Standing Clear of Today’s Crowd

Friday, 9 July 2010  at  16:43, By Christopher Galakoutis

Standing Clear of Today’s Crowd
I was asked the other day what I thought about the Gulf of Mexico oil spill and whether it would impact the markets in a negative fashion.

We see such questions posed every day. Looking for the edge, today’s market participants of every stripe, from the professional to the casual investor with his discount brokerage account, seek out and chop up news items every which way and trade based on the interpretation that rules the day.

Consequently, strong buying following a news story or government statistic may lead to more buying, since it could motivate sidelined, like-minded investors sitting on the edge of their seats, to click the “buy” button.

That is how multi-week or multi-month rallies get started. The same mechanism works in the other direction as well, with price declines triggered by negative news stories.

But while such strategies may satisfy short-term position traders, they don’t generally mean much in terms of the larger trend in the markets.

In my opinion, the rally from the market low of March 2009 has been a cyclical bull run within a larger trend, that being a secular bear market.
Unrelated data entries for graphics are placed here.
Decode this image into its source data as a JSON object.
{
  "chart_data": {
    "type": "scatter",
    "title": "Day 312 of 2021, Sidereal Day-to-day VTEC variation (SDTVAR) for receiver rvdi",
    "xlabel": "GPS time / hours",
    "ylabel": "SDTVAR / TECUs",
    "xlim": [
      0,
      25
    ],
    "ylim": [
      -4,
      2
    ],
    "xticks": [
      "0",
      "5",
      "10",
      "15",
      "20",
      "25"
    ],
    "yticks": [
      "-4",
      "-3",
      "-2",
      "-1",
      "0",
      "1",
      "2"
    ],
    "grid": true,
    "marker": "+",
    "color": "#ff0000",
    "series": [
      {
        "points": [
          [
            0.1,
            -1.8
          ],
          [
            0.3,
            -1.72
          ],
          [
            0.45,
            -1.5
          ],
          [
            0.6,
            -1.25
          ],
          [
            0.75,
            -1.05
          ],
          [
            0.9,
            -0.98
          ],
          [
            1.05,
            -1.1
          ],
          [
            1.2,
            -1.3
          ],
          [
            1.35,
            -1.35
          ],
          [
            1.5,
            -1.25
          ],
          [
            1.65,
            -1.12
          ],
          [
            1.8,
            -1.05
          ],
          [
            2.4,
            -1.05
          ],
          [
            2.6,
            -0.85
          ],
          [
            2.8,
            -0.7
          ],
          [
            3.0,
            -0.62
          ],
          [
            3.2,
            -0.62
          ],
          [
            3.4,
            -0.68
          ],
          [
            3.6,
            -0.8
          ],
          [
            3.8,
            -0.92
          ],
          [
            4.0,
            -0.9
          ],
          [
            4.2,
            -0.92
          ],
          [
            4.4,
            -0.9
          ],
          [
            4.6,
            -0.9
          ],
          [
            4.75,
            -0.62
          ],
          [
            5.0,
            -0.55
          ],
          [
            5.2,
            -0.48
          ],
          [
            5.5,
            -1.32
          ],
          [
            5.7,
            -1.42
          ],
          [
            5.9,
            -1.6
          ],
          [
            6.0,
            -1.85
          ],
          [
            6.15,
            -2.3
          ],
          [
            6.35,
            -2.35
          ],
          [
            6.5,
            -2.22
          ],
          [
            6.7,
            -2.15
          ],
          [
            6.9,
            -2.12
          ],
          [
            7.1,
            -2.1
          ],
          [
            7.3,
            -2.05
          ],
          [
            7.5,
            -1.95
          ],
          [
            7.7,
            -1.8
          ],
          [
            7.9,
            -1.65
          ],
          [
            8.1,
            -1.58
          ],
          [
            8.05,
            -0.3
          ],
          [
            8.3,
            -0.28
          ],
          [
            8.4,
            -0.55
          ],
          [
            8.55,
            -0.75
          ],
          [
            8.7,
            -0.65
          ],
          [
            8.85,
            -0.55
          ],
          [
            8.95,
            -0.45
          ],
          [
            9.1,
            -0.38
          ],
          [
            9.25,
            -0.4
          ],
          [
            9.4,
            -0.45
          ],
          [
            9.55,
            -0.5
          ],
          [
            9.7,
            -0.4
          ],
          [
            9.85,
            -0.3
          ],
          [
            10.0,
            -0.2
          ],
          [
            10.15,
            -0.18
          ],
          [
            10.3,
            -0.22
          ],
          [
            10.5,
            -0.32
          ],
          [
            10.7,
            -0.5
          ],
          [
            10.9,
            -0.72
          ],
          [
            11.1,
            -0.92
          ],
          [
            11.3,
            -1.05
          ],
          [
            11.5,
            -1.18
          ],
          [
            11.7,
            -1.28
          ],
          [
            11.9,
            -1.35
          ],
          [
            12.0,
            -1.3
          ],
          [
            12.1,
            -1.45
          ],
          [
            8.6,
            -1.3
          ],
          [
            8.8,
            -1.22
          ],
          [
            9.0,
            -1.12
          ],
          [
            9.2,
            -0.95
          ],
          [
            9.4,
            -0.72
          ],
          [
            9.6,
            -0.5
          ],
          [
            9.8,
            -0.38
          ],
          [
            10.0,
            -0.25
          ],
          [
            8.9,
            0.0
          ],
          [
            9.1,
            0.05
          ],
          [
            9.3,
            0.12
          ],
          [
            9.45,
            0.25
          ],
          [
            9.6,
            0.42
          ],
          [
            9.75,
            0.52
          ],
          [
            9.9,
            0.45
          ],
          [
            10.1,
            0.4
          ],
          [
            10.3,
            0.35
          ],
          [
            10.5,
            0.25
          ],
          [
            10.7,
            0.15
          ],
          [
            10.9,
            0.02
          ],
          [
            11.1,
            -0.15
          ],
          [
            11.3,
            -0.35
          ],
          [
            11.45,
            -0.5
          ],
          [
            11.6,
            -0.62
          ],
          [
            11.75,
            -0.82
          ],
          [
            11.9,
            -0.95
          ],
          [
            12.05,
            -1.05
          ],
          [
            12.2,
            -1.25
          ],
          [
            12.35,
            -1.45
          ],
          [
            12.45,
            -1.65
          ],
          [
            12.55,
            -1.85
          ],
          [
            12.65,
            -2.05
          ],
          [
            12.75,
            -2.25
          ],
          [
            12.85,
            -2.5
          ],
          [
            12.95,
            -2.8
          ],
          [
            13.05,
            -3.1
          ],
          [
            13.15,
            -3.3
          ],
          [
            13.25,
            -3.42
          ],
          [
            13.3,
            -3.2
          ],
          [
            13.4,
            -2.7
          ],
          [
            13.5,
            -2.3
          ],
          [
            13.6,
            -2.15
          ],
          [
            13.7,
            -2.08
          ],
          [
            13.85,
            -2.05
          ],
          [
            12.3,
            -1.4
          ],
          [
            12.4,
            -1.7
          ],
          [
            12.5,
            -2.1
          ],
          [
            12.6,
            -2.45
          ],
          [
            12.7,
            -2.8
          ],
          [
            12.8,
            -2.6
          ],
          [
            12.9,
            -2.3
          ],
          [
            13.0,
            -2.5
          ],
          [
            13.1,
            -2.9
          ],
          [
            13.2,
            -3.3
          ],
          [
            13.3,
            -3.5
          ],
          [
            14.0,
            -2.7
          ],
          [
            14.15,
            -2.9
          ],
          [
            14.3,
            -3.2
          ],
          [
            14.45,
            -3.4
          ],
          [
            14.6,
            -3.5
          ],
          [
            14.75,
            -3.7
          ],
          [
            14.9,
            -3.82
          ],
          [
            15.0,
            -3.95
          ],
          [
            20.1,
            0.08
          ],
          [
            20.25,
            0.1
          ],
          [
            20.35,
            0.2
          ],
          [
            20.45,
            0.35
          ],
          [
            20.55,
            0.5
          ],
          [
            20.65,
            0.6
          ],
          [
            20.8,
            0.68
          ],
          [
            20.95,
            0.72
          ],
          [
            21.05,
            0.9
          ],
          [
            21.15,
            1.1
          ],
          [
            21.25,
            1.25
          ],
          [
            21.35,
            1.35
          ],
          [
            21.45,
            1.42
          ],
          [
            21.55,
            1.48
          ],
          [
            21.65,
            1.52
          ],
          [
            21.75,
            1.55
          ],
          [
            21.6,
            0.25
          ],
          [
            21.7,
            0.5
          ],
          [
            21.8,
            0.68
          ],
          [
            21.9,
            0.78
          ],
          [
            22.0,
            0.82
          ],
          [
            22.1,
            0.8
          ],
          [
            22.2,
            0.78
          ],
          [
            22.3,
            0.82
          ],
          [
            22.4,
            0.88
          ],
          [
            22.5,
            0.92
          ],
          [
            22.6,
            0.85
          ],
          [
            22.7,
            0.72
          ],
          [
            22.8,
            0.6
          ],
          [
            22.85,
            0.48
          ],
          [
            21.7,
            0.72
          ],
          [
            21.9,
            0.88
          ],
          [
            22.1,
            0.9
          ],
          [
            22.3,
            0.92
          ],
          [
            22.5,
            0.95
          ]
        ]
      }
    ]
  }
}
Should we have expected anything less from the hundreds of billions of dollars of cheap money sloshing around the world for the past year?

That larger trend turned bearish in 2007-2008, with the onset of a deflationary wave that I expect to last many years. The first leg down of that deflation arrived with devastating force and put in its first bottom in March, 2009. The bounce-back rally since that time appears to be coming to an end.

We entered a deflationary wave because debt levels became so great that debt service exceeded the collective ability of debtors to repay. A necessary deleveraging followed, which was necessary to reduce debt levels and free up capital with which to service the debt that remained. That is the hallmark of deflation.

Deflation and deleveraging therefore go hand in hand. Deleveraging wasn’t a result of some random act, like a one-time irrelevant news story affecting short-term trading.

For deflation and deleveraging to occur, there needed to be many years, decades even, of debt build-up to unsustainable levels. I believe that when all is said and done a few years from now, it will be shown to have been a textbook result.

The European debt crisis is simply a continuation of the deflation and deleveraging. It is still very early in that deflation process, however, one that ultimately takes us much lower in the markets but with intervening periods of bull market rallies.

It is important therefore to understand where we are along the larger trend and stay clear of the daily price action, which in my opinion is sending more false signals than ever before.

The market is a treacherous place made even more so of late by the hundreds of hedge and quant funds looking to outwit each other for fractions. Whether rising prices make any sense is irrelevant so long as a profit is made. Sounds familiar?

These entities now account for a large portion of daily volumes, and for all intents and purposes are the market and the crowd. It seems to me that where we once had quality guards, we now have inmates running the asylum, which underscores the unreliability of the current market’s message.

I suppose much like the debt bubble, today’s market participants and their machinations are taking the market along an unsustainable path. That leads me to conclude that one way or another, when this all comes to end, it will be a sight to behold.

Readers are advised to do so from a safe distance.